17. A voltage converter, comprising: a voltage conversion circuit; wherein the voltage conversion circuit comprises an input switch, a switch assembly, a first clamp circuit, a first capacitor, and a second capacitor; wherein a first terminal of the input switch is electrically connected to a voltage input terminal, a second terminal of the input switch is electrically connected to a first plate of the first capacitor, two plates of the first capacitor are electrically connected to a voltage output terminal via the switch assembly, the two plates of the first capacitor are further grounded via the switch assembly, the voltage output terminal is grounded via the second capacitor, and the first clamp circuit is electrically connected across two terminals of the input switch;the input switch is configured to, in cooperation with the switch assembly, control an electrical connection between the first capacitor and the second capacitor, such that an output voltage is less than an input voltage; andthe first clamp circuit is configured to, in response to the input voltage being greater than a first clamp voltage, limit a voltage across the two terminals of the input switch to the first clamp voltage.

18. The voltage converter according to claim 17, wherein an output terminal of the first clamp circuit is electrically connected to a control terminal of the input switch; and the first clamp circuit is configured to, in response to the input voltage being greater than the first clamp voltage, raise a control voltage of the input switch.

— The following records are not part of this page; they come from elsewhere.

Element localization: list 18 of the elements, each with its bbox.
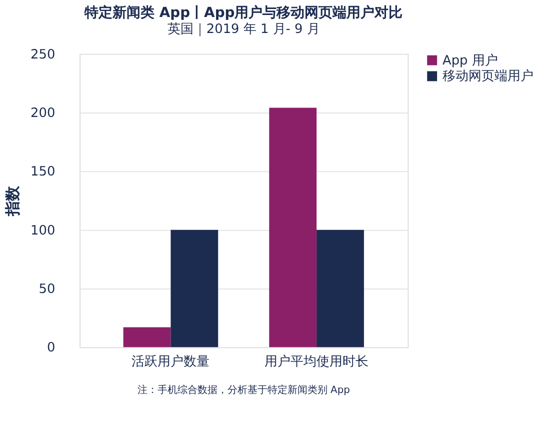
bar — [269, 108, 317, 348]
bar — [316, 230, 364, 348]
text: 注：手机综合数据，分析基于特定新闻类别 App — [137, 384, 350, 396]
y-tick-label: 50 — [38, 282, 56, 297]
bar — [170, 230, 218, 348]
chart-title: 特定新闻类 App丨App用户与移动网页端用户对比 — [84, 4, 403, 22]
y-tick-label: 200 — [30, 106, 56, 121]
y-tick-label: 100 — [30, 223, 56, 238]
chart-subtitle: 英国｜2019 年 1 月- 9 月 — [167, 22, 320, 37]
x-tick-label: 用户平均使用时长 — [264, 354, 369, 370]
y-axis-title: 指数 — [4, 184, 22, 217]
x-tick-label: 活跃用户数量 — [132, 354, 210, 370]
bar — [123, 327, 171, 348]
y-tick-label: 150 — [30, 164, 56, 180]
y-tick-label: 250 — [30, 47, 56, 62]
legend-label: App 用户 — [442, 53, 498, 68]
legend-label: 移动网页端用户 — [442, 69, 534, 84]
y-tick-label: 0 — [46, 340, 56, 356]
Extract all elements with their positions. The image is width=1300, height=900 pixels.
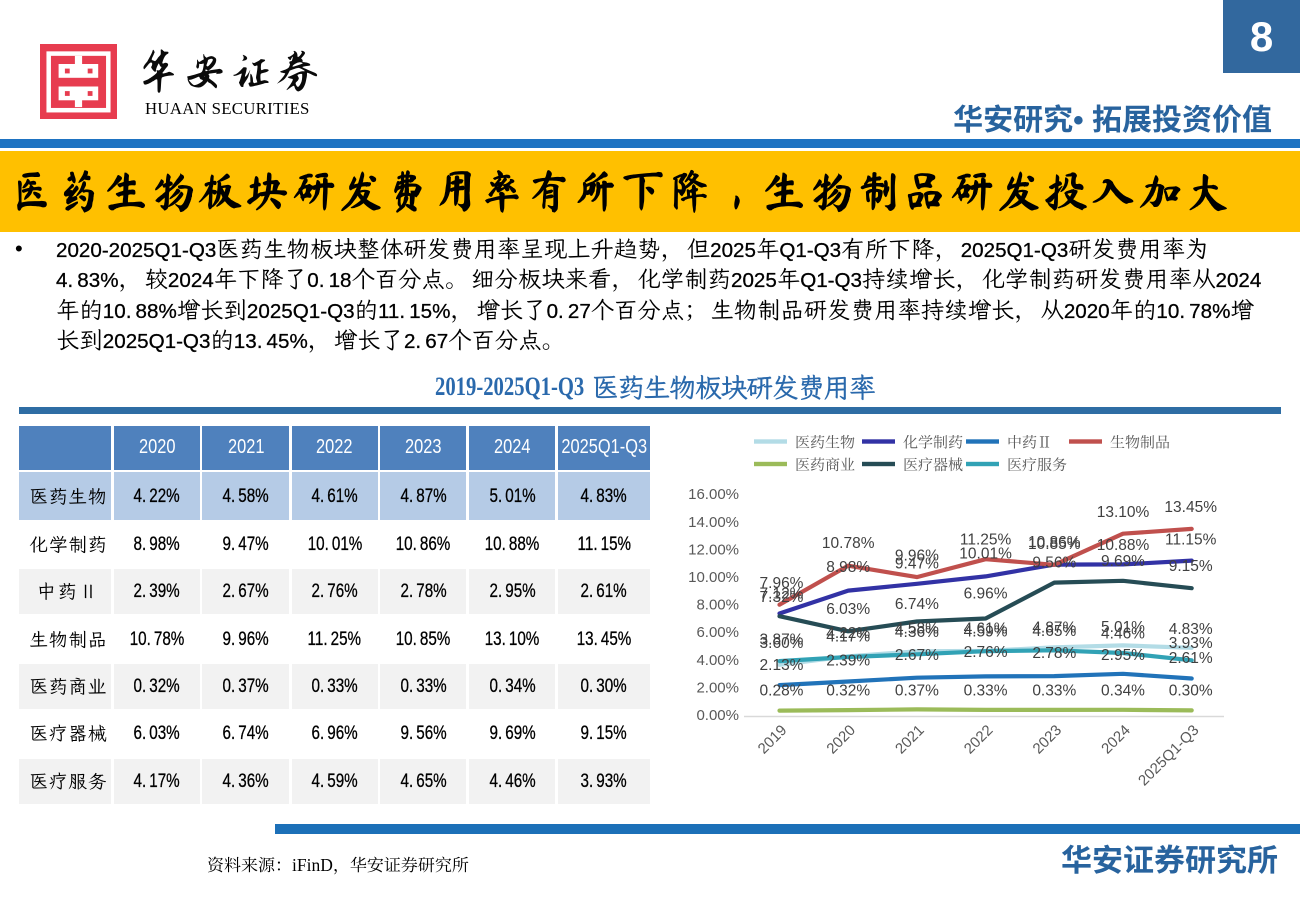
svg-text:医疗器械: 医疗器械 <box>903 454 963 475</box>
svg-text:2.95%: 2.95% <box>1101 647 1145 664</box>
svg-text:2.78%: 2.78% <box>1032 645 1076 662</box>
svg-text:4.36%: 4.36% <box>895 624 939 641</box>
svg-text:4.61%: 4.61% <box>964 621 1008 638</box>
svg-text:医药生物: 医药生物 <box>795 432 855 453</box>
svg-text:11.15%: 11.15% <box>1165 532 1217 549</box>
svg-text:0.28%: 0.28% <box>760 683 804 700</box>
svg-text:9.69%: 9.69% <box>1101 553 1145 570</box>
svg-text:化学制药: 化学制药 <box>903 432 963 453</box>
svg-text:2025Q1-Q3: 2025Q1-Q3 <box>1135 722 1202 789</box>
svg-text:2.67%: 2.67% <box>895 647 939 664</box>
svg-text:12.00%: 12.00% <box>688 541 739 558</box>
svg-text:0.34%: 0.34% <box>1101 683 1145 700</box>
svg-text:8.98%: 8.98% <box>826 559 870 576</box>
svg-text:9.47%: 9.47% <box>895 556 939 573</box>
svg-text:3.60%: 3.60% <box>760 635 804 652</box>
svg-text:4.46%: 4.46% <box>1101 626 1145 643</box>
svg-text:医疗服务: 医疗服务 <box>1007 454 1067 475</box>
svg-text:0.33%: 0.33% <box>1032 683 1076 700</box>
svg-text:0.33%: 0.33% <box>964 683 1008 700</box>
svg-text:2024: 2024 <box>1098 722 1134 758</box>
svg-text:生物制品: 生物制品 <box>1110 432 1170 453</box>
svg-text:3.93%: 3.93% <box>1169 635 1213 652</box>
svg-text:0.00%: 0.00% <box>696 707 739 724</box>
svg-text:10.85%: 10.85% <box>1028 536 1081 553</box>
svg-text:8.00%: 8.00% <box>696 597 739 614</box>
svg-text:9.56%: 9.56% <box>1032 555 1076 572</box>
svg-text:4.22%: 4.22% <box>826 625 870 642</box>
svg-text:9.15%: 9.15% <box>1169 558 1213 575</box>
svg-text:10.88%: 10.88% <box>1097 537 1150 554</box>
svg-text:4.00%: 4.00% <box>696 652 739 669</box>
svg-text:16.00%: 16.00% <box>688 486 739 503</box>
svg-text:2.39%: 2.39% <box>826 653 870 670</box>
svg-text:4.58%: 4.58% <box>895 621 939 638</box>
svg-text:4.59%: 4.59% <box>964 624 1008 641</box>
svg-text:医药商业: 医药商业 <box>795 454 855 475</box>
svg-text:2.13%: 2.13% <box>760 657 804 674</box>
svg-text:2023: 2023 <box>1030 722 1066 758</box>
svg-text:6.74%: 6.74% <box>895 596 939 613</box>
svg-text:2022: 2022 <box>961 722 997 758</box>
svg-text:4.87%: 4.87% <box>1032 620 1076 637</box>
svg-text:10.86%: 10.86% <box>1028 534 1081 551</box>
svg-text:0.32%: 0.32% <box>826 683 870 700</box>
svg-text:13.45%: 13.45% <box>1164 499 1217 516</box>
svg-text:3.87%: 3.87% <box>760 632 804 649</box>
svg-text:14.00%: 14.00% <box>688 514 739 531</box>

19. A chip, comprising: a voltage conversion circuit; wherein the voltage conversion circuit comprises an input switch, a switch assembly, a first clamp circuit, a first capacitor, and a second capacitor; wherein a first terminal of the input switch is electrically connected to a voltage input terminal, a second terminal of the input switch is electrically connected to a first plate of the first capacitor, two plates of the first capacitor are electrically connected to a voltage output terminal via the switch assembly, the two plates of the first capacitor are further grounded via the switch assembly, the voltage output terminal is grounded via the second capacitor, and the first clamp circuit is electrically connected across two terminals of the input switch;the input switch is configured to, in cooperation with the switch assembly, control an electrical connection between the first capacitor and the second capacitor, such that an output voltage is less than an input voltage; andthe first clamp circuit is configured to, in response to the input voltage being greater than a first clamp voltage, limit a voltage across the two terminals of the input switch to the first clamp voltage.

20. The chip according to claim 19, wherein an output terminal of the first clamp circuit is electrically connected to a control terminal of the input switch; and the first clamp circuit is configured to, in response to the input voltage being greater than the first clamp voltage, raise a control voltage of the input switch.